That’s because one of the most prominent cases of official corruption that Shokin had failed to pursue was against a former environment and natural resources minister, Mykola Zlochevsky, who had oversight of all Ukrainian energy firms, including the largest independent gas company, Burisma, which he secretly controlled through shell companies in Cyprus. After Zlochevsky was forced from office in 2014 — in the popular uprising that toppled a pro-Russian president, Viktor Yanukovych, and forced his political adviser, Paul Manafort, to look elsewhere for work — Burisma appointed Hunter Biden to its board.
Shokin’s reluctance to pursue Zlochevsky was loudly condemned by the Obama administration shortly before Biden traveled to Ukraine at the end of 2015. In a speech to the Odessa Financial Forum that September, U.S. Ambassador Geoffrey Pyatt complained that the chief prosecutor’s office had “undermined prosecutors working on legitimate corruption cases,” like, for example, “the case of former Ecology Minister Mykola Zlochevsky.”

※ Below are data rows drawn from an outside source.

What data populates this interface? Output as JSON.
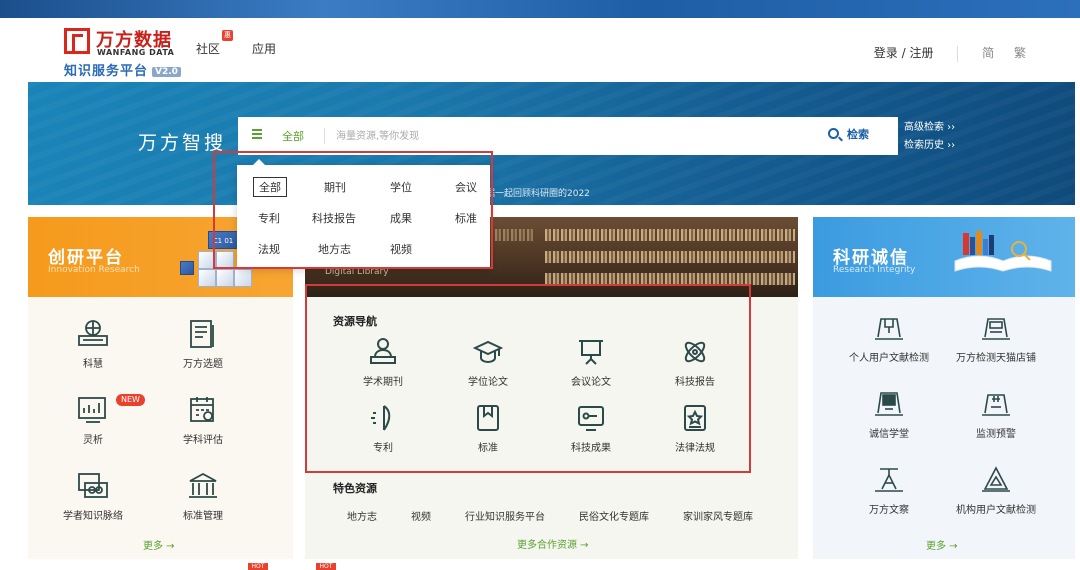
{
  "header": {
    "brand_name": "万方数据",
    "brand_en": "WANFANG DATA",
    "brand_sub": "知识服务平台",
    "brand_version": "V2.0",
    "nav": [
      {
        "label": "社区"
      },
      {
        "label": "应用"
      }
    ],
    "nav_badge": "惠",
    "login_label": "登录 / 注册",
    "lang_simplified": "简",
    "lang_traditional": "繁"
  },
  "search": {
    "title": "万方智搜",
    "scope": "全部",
    "placeholder": "海量资源,等你发现",
    "button_label": "检索",
    "advanced_label": "高级检索 ››",
    "history_label": "检索历史 ››",
    "caption": "方数据一起回顾科研圈的2022"
  },
  "dropdown": {
    "items": [
      "全部",
      "期刊",
      "学位",
      "会议",
      "专利",
      "科技报告",
      "成果",
      "标准",
      "法规",
      "地方志",
      "视频"
    ]
  },
  "left_panel": {
    "title": "创研平台",
    "subtitle": "Innovation Research",
    "cube_label": "C1 01",
    "items": [
      {
        "label": "科慧",
        "icon": "keyboard-icon"
      },
      {
        "label": "万方选题",
        "icon": "document-icon"
      },
      {
        "label": "灵析",
        "icon": "analytics-icon"
      },
      {
        "label": "学科评估",
        "icon": "calendar-check-icon"
      },
      {
        "label": "学者知识脉络",
        "icon": "scholar-card-icon"
      },
      {
        "label": "标准管理",
        "icon": "building-icon"
      }
    ],
    "new_badge": "NEW",
    "more": "更多 →"
  },
  "center_panel": {
    "image_caption": "Digital Library",
    "nav_title": "资源导航",
    "nav_items": [
      {
        "label": "学术期刊",
        "icon": "person-desk-icon"
      },
      {
        "label": "学位论文",
        "icon": "graduation-cap-icon"
      },
      {
        "label": "会议论文",
        "icon": "presentation-board-icon"
      },
      {
        "label": "科技报告",
        "icon": "atom-icon"
      },
      {
        "label": "专利",
        "icon": "patent-leaf-icon"
      },
      {
        "label": "标准",
        "icon": "bookmark-icon"
      },
      {
        "label": "科技成果",
        "icon": "achievement-screen-icon"
      },
      {
        "label": "法律法规",
        "icon": "star-document-icon"
      }
    ],
    "special_title": "特色资源",
    "special_items": [
      "地方志",
      "视频",
      "行业知识服务平台",
      "民俗文化专题库",
      "家训家风专题库"
    ],
    "more_partners": "更多合作资源 →"
  },
  "right_panel": {
    "title": "科研诚信",
    "subtitle": "Research Integrity",
    "items": [
      {
        "label": "个人用户文献检测",
        "icon": "document-check-icon"
      },
      {
        "label": "万方检测天猫店铺",
        "icon": "shop-icon"
      },
      {
        "label": "诚信学堂",
        "icon": "classroom-icon"
      },
      {
        "label": "监测预警",
        "icon": "warning-monitor-icon"
      },
      {
        "label": "万方文察",
        "icon": "telescope-icon"
      },
      {
        "label": "机构用户文献检测",
        "icon": "institution-check-icon"
      }
    ],
    "more": "更多 →"
  },
  "badges": {
    "hot": "HOT"
  },
  "colors": {
    "accent_green": "#5aa12f",
    "brand_red": "#c8201a",
    "left_orange": "#f59a1c",
    "right_blue": "#3b9be0",
    "icon_dark": "#2d4a4a",
    "highlight_red": "#d33a3a"
  }
}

“Shokin was fired,” the executive director of Ukraine’s Anti-Corruption Action Center, Daria Kaleniuk, told me in May, “because he failed to do investigations of corruption and economic crimes of President Yanukovych and his close associates, including Zlochevsky, and basically it was the big demand within society in Ukraine, including our organization and many other organizations, to get rid of this guy.”